DINOv2

This page describes how to use DINOv2 models with LightlyTrain.

DINOv2 models are Vision Transformers (ViTs) pretrained by Meta using the DINOv2 self-supervised learning method on large image datasets. They serve as high-quality feature extractors and strong backbones for downstream tasks such as object detection, segmentation, and image classification.

Note

DINOv2 models are released under the Apache 2.0 license.

Pretrain and Fine-tune a DINOv2 Model

Pretrain

DINOv2 models can be pretrained from scratch or starting from Meta’s pretrained weights using the DINOv2 method. Below we provide the minimum scripts using dinov2/vitb14 as an example:

import lightly_train

if __name__ == "__main__":
    lightly_train.pretrain(
        out="out/my_experiment",                # Output directory.
        data="my_data_dir",                     # Directory with images.
        model="dinov2/vitb14",                  # Pass the DINOv2 model.
        method="dinov2",                        # Use the DINOv2 pretraining method.
    )
lightly-train pretrain out="out/my_experiment" data="my_data_dir" model="dinov2/vitb14" method="dinov2"

See DINOv2 method for more details on the pretraining method and its configuration options.

Fine-tune

After pretraining, the exported DINOv2 backbone can be loaded into downstream task models via the backbone_weights argument.
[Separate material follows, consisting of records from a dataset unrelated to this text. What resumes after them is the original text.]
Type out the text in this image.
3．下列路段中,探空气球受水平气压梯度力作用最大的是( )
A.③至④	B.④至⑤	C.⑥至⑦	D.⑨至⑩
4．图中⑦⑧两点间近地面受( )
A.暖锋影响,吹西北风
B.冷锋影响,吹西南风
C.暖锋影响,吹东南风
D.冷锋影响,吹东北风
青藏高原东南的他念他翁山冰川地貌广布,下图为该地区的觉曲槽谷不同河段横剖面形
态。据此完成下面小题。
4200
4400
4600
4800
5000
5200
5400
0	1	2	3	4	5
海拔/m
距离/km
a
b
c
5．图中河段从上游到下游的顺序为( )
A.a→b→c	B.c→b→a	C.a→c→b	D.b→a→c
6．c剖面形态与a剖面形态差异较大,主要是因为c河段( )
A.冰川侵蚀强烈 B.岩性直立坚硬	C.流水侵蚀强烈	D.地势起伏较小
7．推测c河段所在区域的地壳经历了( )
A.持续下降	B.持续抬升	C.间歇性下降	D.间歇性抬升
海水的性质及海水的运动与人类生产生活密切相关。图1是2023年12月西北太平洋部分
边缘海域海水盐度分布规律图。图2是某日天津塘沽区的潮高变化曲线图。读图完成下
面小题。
Refer to the following pages for fine-tuning instructions and example code:

Supported Models

Pretrained Models

The following models are pretrained by Meta and loaded automatically when used.

  • dinov2/vits14

  • dinov2/vitb14

  • dinov2/vitl14

  • dinov2/vitg14

Not Pretrained Models

The following models start from random initialization and are useful when pretraining from scratch with the DINOv2 method on a custom dataset without starting from Meta’s weights.

  • dinov2/vits14-notpretrained

  • dinov2/vitb14-notpretrained

  • dinov2/vitl14-notpretrained

  • dinov2/vitg14-notpretrained